The practice of domain tasting, often used by spammers and other shady types to register tens of thousands of Internet domain names at no cost, looks set to end thanks to a new ICANN ruling.
ICANN charges a fee of 20 cents per domain name per year, but under its current rules a domain owner is able to 'return' the domain name within five days for a full refund (allowing legitimate registrants a grace period to rectify any mistakes that they may have made in their registration). This means that spammers and scammers have been able to register tens of thousands of domains for no cost - allowing spammers to hide their identity, and assisting search-engine spammers in their quest to hijack search engine rankings.
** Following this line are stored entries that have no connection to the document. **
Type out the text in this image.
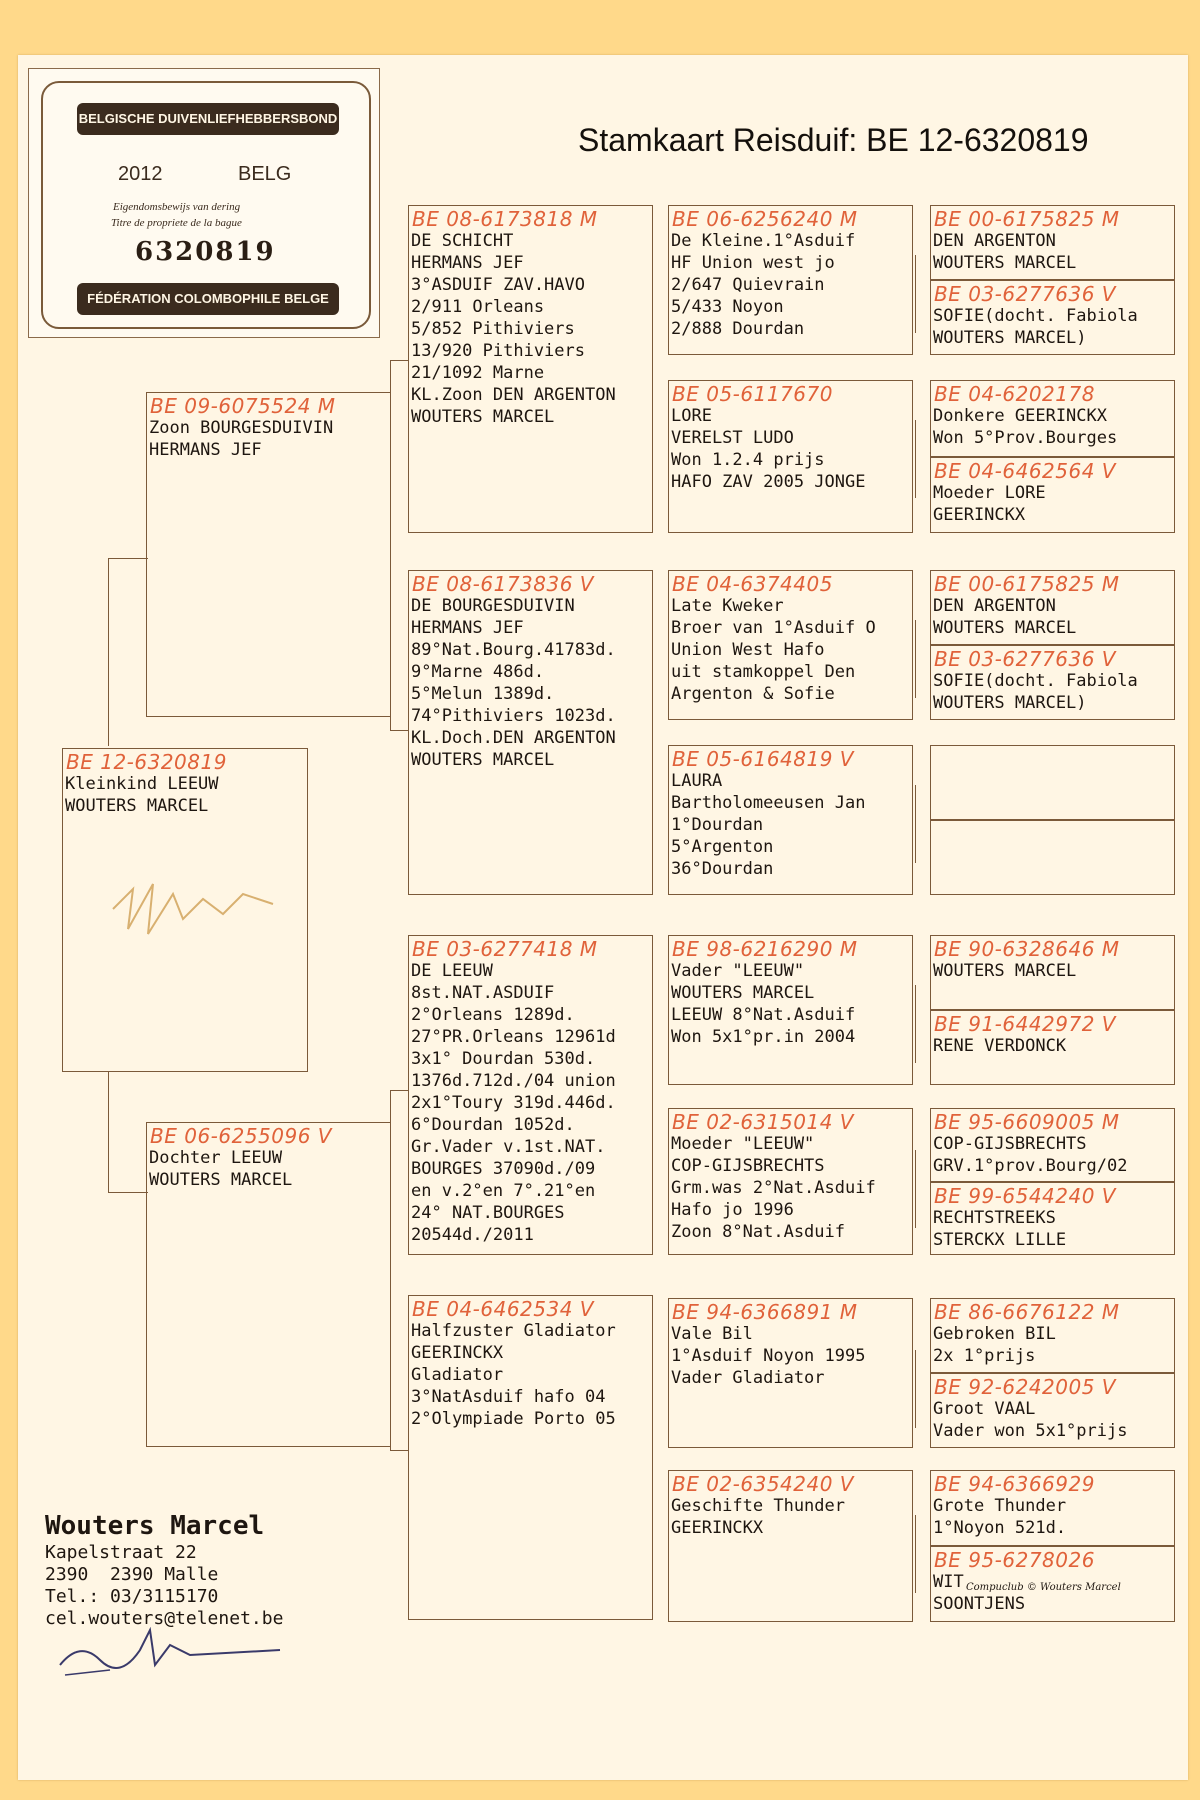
BELGISCHE DUIVENLIEFHEBBERSBOND
2012	BELG
Eigendomsbewijs van dering
Titre de propriete de la bague
6320819
FÉDÉRATION COLOMBOPHILE BELGE
Stamkaart Reisduif: BE 12-6320819
BE 12-6320819
Kleinkind LEEUW
WOUTERS MARCEL
BE 09-6075524 M
Zoon BOURGESDUIVIN
HERMANS JEF
BE 06-6255096 V
Dochter LEEUW
WOUTERS MARCEL
BE 08-6173818 M
DE SCHICHT
HERMANS JEF
3°ASDUIF ZAV.HAVO
2/911 Orleans
5/852 Pithiviers
13/920 Pithiviers
21/1092 Marne
KL.Zoon DEN ARGENTON
WOUTERS MARCEL
BE 08-6173836 V
DE BOURGESDUIVIN
HERMANS JEF
89°Nat.Bourg.41783d.
9°Marne 486d.
5°Melun 1389d.
74°Pithiviers 1023d.
KL.Doch.DEN ARGENTON
WOUTERS MARCEL
BE 03-6277418 M
DE LEEUW
8st.NAT.ASDUIF
2°Orleans 1289d.
27°PR.Orleans 12961d
3x1° Dourdan 530d.
1376d.712d./04 union
2x1°Toury 319d.446d.
6°Dourdan 1052d.
Gr.Vader v.1st.NAT.
BOURGES 37090d./09
en v.2°en 7°.21°en
24° NAT.BOURGES
20544d./2011
BE 04-6462534 V
Halfzuster Gladiator
GEERINCKX
Gladiator
3°NatAsduif hafo 04
2°Olympiade Porto 05
BE 06-6256240 M
De Kleine.1°Asduif
HF Union west jo
2/647 Quievrain
5/433 Noyon
2/888 Dourdan
BE 05-6117670
LORE
VERELST LUDO
Won 1.2.4 prijs
HAFO ZAV 2005 JONGE
BE 04-6374405
Late Kweker
Broer van 1°Asduif O
Union West Hafo
uit stamkoppel Den
Argenton & Sofie
BE 05-6164819 V
LAURA
Bartholomeeusen Jan
1°Dourdan
5°Argenton
36°Dourdan
BE 98-6216290 M
Vader "LEEUW"
WOUTERS MARCEL
LEEUW 8°Nat.Asduif
Won 5x1°pr.in 2004
BE 02-6315014 V
Moeder "LEEUW"
COP-GIJSBRECHTS
Grm.was 2°Nat.Asduif
Hafo jo 1996
Zoon 8°Nat.Asduif
BE 94-6366891 M
Vale Bil
1°Asduif Noyon 1995
Vader Gladiator
BE 02-6354240 V
Geschifte Thunder
GEERINCKX
BE 00-6175825 M
DEN ARGENTON
WOUTERS MARCEL
BE 03-6277636 V
SOFIE(docht. Fabiola
WOUTERS MARCEL)
BE 04-6202178
Donkere GEERINCKX
Won 5°Prov.Bourges
BE 04-6462564 V
Moeder LORE
GEERINCKX
BE 00-6175825 M
DEN ARGENTON
WOUTERS MARCEL
BE 03-6277636 V
SOFIE(docht. Fabiola
WOUTERS MARCEL)
BE 90-6328646 M
WOUTERS MARCEL
BE 91-6442972 V
RENE VERDONCK
BE 95-6609005 M
COP-GIJSBRECHTS
GRV.1°prov.Bourg/02
BE 99-6544240 V
RECHTSTREEKS
STERCKX LILLE
BE 86-6676122 M
Gebroken BIL
2x 1°prijs
BE 92-6242005 V
Groot VAAL
Vader won 5x1°prijs
BE 94-6366929
Grote Thunder
1°Noyon 521d.
BE 95-6278026
WIT
SOONTJENS
Compuclub © Wouters Marcel
Wouters Marcel
Kapelstraat 22
2390  2390 Malle
Tel.: 03/3115170
cel.wouters@telenet.be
At the end of last month, however, the ICANN board voted to make the 20-cent fee non-refundable. While 20 cents may seem like small pennies, when multiplied by the tens of thousands of domains being registered by spammers on a regular basis it is likely to prove sufficiently costly to make the practice unprofitable.
Shortly before the ICANN ruling, Google also took a step towards curtailing the practice of domain tasting. The search engine and advertising giant announced that it would start looking out for domains that are repeatedly registered and dropped and exclude them from its AdSense program - thus preventing scammers from generating advertising revenue from them.
It is not clear when the change to the ICANN 20-cent fee will take effect, but industry watchers believe it could be within the next month.